Currently Outside My Comfort Zone (and Possibly My Mind)
If I seem a little scarce for a bit, it’s not because I’ve wandered off into the sunset or finally run away to live with the dragons. Nope—I’ve taken a gig to help pay the bills, and it’s testing every ounce of patience, sanity, and caffeine tolerance I have.
This job is like juggling flaming swords while learning to ride a unicycle uphill… in the rain. I’ve been tossed into the deep end of web page administration, complete with a terrifying number of plugins I’ve never even heard of. Every time I log in, I feel like I’m opening Pandora’s Inbox—something new, glowing, and possibly cursed awaits.

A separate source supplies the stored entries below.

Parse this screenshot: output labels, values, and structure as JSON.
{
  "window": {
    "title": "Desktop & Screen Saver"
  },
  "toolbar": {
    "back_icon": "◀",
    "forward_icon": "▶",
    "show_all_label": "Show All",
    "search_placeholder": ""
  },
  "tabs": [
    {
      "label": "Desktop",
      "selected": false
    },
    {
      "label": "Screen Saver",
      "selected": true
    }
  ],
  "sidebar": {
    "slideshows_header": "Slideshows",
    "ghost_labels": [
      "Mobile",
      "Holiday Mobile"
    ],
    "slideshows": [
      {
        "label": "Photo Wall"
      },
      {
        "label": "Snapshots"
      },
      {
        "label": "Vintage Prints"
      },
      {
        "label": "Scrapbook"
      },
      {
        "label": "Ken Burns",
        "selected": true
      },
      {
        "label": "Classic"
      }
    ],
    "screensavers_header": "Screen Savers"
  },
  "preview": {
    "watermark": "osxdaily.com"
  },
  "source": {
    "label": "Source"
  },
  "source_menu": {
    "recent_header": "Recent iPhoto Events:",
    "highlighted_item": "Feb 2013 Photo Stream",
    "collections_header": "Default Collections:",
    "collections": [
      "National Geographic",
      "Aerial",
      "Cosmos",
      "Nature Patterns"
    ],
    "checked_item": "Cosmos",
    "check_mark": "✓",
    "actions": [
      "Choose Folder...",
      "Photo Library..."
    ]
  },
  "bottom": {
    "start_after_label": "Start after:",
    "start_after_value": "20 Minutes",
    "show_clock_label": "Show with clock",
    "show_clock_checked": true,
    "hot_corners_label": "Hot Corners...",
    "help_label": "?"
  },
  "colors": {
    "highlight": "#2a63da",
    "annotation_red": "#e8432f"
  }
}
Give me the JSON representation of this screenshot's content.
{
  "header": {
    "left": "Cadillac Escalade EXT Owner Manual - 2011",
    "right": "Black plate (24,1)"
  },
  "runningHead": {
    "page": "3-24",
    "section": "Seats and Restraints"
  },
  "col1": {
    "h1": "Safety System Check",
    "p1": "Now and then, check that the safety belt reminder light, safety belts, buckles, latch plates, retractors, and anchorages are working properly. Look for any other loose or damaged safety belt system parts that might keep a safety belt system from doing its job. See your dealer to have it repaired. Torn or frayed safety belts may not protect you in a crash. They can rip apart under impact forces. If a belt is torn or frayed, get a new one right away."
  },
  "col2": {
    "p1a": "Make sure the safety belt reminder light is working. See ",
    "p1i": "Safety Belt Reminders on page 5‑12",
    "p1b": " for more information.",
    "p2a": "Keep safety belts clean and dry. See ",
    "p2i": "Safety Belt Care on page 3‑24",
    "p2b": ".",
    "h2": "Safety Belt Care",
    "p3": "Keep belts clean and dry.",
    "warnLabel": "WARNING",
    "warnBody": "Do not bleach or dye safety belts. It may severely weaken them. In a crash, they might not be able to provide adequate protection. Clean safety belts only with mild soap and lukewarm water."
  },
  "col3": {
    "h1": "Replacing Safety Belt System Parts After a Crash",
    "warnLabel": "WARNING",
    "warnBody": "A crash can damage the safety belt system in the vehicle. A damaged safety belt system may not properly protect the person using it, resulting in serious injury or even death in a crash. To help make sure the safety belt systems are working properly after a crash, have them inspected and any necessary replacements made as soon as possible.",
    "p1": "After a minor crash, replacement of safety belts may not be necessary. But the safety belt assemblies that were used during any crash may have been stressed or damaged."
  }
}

Then there’s the email creation and distribution side—writing messages that go out to hundreds (or thousands) of people at once. I’m one accidental click away from mass-emailing my grocery list or a meme meant for my best friend. Add in advertising, marketing, public relations, and customer service, and it feels like I’ve been handed the keys to a carnival I didn’t know I was running.

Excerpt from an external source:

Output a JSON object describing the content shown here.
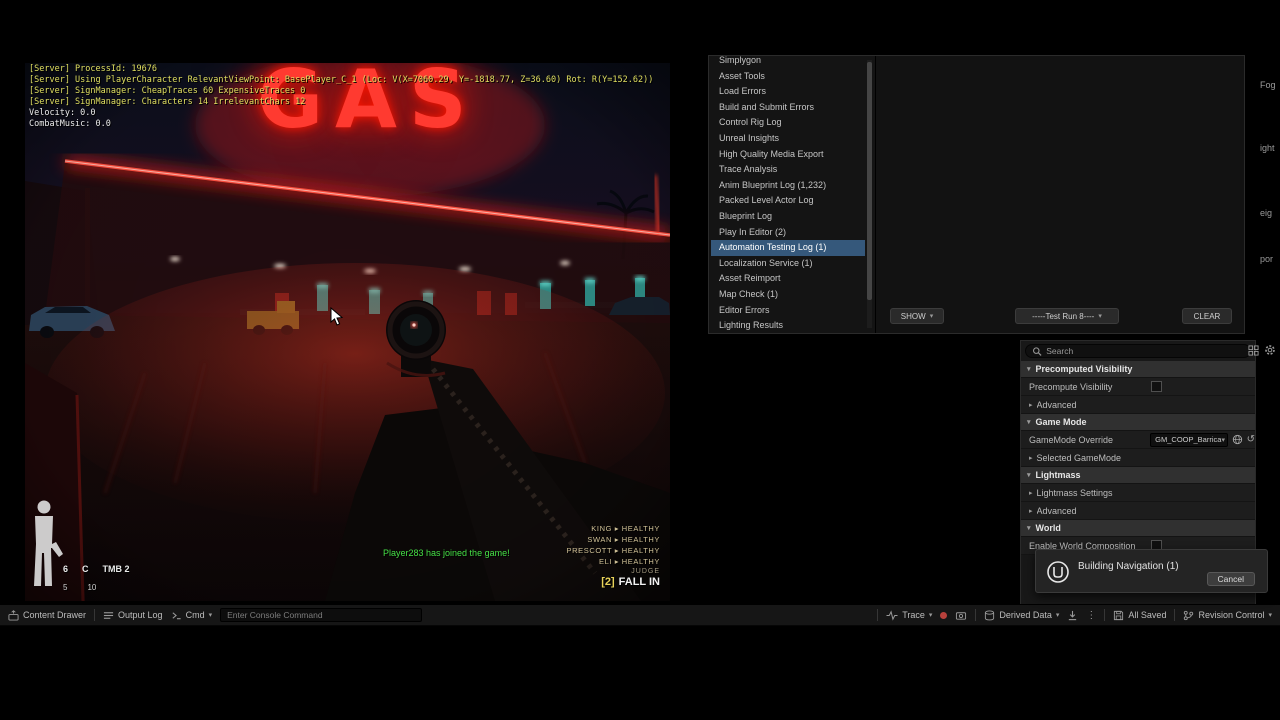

To be fair, I am learning. A lot. Like how “responsive design” doesn’t mean replying quickly, and that every plugin has a sworn enemy that will absolutely break your website the moment you update it. I’m building new skills, picking up tech jargon, and slowly realizing that “comfort zones” are for people with less stubborn Wi-Fi.
It’s stressful, but it’s also kind of exciting. These hard-won lessons might come in handy later—for my advocacy work, for my blog, or for the day I finally decide to launch my own digital empire (with fewer pop-ups, I promise).
So, if I go quiet for a bit, just picture me somewhere between “mildly competent” and “professionally panicking,” armed with too many browser tabs and not enough coffee. I’ll resurface soon—hopefully a little wiser, slightly less twitchy, and with a better understanding of why marketing people always drink their coffee black.
Being “Free Range” has never been about staying in the comfort zone—it’s about turning chaos into momentum, one plugin at a time.